Every firm should have an Electronic Use Policy in place to ensure a complete understanding of the permitted use of company computers. These policies should be set forth to demonstrate that all actions on PCs are subject to monitoring and policies will be strictly enforced if rules are violated.
The following concerns should be addressed in every Electronic Use Policy:
- Acceptable use of email
- Transporting confidential data off-site
- Password accountability
- Adding or removal of software
- Limitations on the internet (accessible sites & banned sites)
- Copyright infringement
- Control of company property and usage
- Protecting the company image
- Accessing external email accounts
It is recommended that a realistic Electronic Use Policy is put into place by allowing “personal use” only during lunch breaks or after hours when it will not interfere with the employees’ work performance or affect the operation of the computer systems. It should be made clear that any actions made for personal use are not private and will be monitored on a daily basis if deemed necessary by management.

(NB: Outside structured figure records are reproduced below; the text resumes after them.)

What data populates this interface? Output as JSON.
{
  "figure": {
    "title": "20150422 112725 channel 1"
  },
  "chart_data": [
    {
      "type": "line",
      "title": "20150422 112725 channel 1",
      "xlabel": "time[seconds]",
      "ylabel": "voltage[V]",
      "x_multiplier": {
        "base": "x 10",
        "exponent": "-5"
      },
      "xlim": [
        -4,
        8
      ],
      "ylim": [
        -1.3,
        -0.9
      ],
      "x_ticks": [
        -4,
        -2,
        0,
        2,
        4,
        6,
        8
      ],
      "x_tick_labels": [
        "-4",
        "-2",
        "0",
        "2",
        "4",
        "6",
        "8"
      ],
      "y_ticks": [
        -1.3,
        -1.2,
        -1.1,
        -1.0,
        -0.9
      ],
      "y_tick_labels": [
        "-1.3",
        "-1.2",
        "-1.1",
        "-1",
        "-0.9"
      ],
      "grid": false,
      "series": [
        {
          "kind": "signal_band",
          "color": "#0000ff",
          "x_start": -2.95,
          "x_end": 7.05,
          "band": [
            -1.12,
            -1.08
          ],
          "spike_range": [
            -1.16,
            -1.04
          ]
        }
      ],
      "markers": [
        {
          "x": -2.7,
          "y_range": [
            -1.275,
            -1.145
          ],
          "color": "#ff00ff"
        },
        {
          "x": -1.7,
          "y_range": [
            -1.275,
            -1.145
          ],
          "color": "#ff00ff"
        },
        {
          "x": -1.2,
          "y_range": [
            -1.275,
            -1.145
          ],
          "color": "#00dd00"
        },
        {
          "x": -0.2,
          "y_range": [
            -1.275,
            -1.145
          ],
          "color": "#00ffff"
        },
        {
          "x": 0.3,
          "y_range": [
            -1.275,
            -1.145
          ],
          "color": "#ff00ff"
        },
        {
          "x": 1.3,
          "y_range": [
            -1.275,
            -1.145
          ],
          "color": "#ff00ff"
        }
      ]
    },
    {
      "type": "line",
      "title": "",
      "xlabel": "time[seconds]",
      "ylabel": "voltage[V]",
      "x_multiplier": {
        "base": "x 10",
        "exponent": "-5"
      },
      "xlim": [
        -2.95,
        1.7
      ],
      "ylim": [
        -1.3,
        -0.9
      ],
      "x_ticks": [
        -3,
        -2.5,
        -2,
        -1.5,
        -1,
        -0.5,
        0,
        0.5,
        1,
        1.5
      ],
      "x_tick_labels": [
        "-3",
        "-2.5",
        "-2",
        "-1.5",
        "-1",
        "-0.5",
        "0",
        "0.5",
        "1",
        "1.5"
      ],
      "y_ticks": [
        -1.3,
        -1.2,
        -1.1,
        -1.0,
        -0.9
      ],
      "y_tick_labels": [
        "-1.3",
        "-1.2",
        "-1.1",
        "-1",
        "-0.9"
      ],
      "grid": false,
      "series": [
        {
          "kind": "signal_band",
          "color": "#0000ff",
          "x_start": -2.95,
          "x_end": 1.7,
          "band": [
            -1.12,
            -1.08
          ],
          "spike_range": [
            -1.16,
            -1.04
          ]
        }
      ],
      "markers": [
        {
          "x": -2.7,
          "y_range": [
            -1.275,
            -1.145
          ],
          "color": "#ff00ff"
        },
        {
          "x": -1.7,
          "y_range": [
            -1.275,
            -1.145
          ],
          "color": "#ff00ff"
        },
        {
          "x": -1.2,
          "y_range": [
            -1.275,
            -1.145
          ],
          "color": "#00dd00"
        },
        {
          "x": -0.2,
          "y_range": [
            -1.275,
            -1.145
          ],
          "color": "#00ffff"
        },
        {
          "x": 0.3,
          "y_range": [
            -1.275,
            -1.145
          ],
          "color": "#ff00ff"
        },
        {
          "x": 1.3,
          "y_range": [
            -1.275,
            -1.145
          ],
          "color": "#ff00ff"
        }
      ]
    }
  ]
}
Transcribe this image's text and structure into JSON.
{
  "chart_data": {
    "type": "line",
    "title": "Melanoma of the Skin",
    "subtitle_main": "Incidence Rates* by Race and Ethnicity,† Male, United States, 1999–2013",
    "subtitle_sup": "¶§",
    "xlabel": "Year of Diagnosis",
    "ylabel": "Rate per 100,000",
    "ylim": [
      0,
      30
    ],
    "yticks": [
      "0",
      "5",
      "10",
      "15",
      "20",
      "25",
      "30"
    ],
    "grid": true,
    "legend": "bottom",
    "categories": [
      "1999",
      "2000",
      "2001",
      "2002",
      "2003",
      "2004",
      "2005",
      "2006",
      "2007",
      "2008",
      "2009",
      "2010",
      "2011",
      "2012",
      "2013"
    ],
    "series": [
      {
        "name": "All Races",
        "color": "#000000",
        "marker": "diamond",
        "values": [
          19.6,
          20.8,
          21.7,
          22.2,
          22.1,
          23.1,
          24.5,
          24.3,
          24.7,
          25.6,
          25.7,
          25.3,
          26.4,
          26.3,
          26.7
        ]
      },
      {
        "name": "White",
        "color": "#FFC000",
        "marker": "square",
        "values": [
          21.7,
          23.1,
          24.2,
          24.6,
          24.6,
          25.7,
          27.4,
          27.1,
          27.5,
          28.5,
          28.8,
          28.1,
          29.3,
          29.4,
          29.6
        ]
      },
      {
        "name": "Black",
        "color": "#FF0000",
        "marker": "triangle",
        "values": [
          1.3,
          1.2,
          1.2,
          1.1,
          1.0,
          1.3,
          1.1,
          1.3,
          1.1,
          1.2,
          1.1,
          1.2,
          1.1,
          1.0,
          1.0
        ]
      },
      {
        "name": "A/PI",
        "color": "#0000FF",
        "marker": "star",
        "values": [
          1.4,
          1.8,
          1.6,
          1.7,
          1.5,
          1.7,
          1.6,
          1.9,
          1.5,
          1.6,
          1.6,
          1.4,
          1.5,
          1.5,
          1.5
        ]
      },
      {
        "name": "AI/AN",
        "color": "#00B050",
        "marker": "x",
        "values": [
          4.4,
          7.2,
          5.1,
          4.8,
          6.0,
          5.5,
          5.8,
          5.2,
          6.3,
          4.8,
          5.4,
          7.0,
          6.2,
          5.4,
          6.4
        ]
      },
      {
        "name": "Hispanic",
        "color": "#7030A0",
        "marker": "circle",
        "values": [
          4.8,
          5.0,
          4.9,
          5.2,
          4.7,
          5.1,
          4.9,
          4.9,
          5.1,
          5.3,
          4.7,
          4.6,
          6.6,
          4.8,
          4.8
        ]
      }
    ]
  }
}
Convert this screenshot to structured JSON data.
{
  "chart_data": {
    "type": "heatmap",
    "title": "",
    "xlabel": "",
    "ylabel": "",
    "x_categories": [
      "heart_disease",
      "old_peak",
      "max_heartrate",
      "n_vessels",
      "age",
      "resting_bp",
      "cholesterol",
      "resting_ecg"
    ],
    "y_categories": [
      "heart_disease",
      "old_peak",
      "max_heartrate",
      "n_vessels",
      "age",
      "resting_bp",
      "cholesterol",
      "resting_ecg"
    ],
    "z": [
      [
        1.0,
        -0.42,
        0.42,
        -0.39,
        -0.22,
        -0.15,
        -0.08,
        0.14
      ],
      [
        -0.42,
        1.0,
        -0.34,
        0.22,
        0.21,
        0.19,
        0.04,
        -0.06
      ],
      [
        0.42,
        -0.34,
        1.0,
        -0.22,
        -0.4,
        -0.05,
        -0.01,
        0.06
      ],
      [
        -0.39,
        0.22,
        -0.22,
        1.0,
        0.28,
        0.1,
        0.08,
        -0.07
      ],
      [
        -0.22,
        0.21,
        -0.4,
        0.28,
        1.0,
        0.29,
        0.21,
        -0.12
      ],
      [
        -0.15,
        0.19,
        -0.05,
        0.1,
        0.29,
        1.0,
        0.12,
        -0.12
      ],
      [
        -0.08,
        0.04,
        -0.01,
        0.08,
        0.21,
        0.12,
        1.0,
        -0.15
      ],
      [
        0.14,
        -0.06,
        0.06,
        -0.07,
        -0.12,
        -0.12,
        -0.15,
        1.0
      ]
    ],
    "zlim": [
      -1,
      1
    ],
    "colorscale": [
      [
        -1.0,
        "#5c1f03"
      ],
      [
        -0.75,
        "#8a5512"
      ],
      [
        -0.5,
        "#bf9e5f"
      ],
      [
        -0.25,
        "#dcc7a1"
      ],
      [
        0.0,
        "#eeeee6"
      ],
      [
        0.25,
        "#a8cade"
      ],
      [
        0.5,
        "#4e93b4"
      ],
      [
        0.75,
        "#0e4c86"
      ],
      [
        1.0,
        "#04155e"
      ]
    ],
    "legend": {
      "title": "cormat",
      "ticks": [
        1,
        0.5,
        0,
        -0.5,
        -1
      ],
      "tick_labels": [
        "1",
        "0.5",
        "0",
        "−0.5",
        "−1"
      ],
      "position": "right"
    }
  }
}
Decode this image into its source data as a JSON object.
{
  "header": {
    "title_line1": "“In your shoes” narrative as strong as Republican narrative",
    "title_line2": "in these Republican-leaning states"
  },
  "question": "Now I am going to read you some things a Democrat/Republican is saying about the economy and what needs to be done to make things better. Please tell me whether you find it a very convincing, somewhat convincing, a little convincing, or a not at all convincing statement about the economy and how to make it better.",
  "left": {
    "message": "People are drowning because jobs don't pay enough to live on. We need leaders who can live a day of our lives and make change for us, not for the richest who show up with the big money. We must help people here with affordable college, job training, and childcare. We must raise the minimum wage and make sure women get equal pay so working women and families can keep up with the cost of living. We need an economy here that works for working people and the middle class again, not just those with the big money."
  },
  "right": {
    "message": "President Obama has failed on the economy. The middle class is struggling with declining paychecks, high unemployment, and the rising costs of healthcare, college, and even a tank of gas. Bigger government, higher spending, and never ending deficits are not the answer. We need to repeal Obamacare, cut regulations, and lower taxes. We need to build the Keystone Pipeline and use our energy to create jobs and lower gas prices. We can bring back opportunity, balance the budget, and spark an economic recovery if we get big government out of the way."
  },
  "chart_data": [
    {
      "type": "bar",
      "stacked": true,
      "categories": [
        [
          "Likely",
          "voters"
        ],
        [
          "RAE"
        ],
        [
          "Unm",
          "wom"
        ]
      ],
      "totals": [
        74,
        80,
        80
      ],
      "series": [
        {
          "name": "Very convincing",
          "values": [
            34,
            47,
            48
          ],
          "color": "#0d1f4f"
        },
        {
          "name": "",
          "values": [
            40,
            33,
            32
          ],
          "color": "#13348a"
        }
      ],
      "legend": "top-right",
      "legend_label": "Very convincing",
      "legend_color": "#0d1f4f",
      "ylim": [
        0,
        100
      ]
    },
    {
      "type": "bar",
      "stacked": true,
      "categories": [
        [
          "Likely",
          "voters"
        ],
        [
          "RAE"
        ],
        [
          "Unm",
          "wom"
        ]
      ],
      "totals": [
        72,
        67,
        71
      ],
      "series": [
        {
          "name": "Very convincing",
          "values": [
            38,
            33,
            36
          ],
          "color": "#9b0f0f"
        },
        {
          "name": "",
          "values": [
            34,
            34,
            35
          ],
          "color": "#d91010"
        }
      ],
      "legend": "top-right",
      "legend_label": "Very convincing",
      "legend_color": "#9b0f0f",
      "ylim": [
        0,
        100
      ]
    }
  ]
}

There are many issues to take into consideration in protecting your company’s image, efficiency, and effectiveness. In your Electronic Use Policies you should also include the usage of cell phones and other electronic devices in the office such as iPods, iPads, Mobile Apps, etc.
Be sure to either put an electronic use policy in place or update your existing policy to include the latest technology employees have access to on a daily basis in your office and under your company name.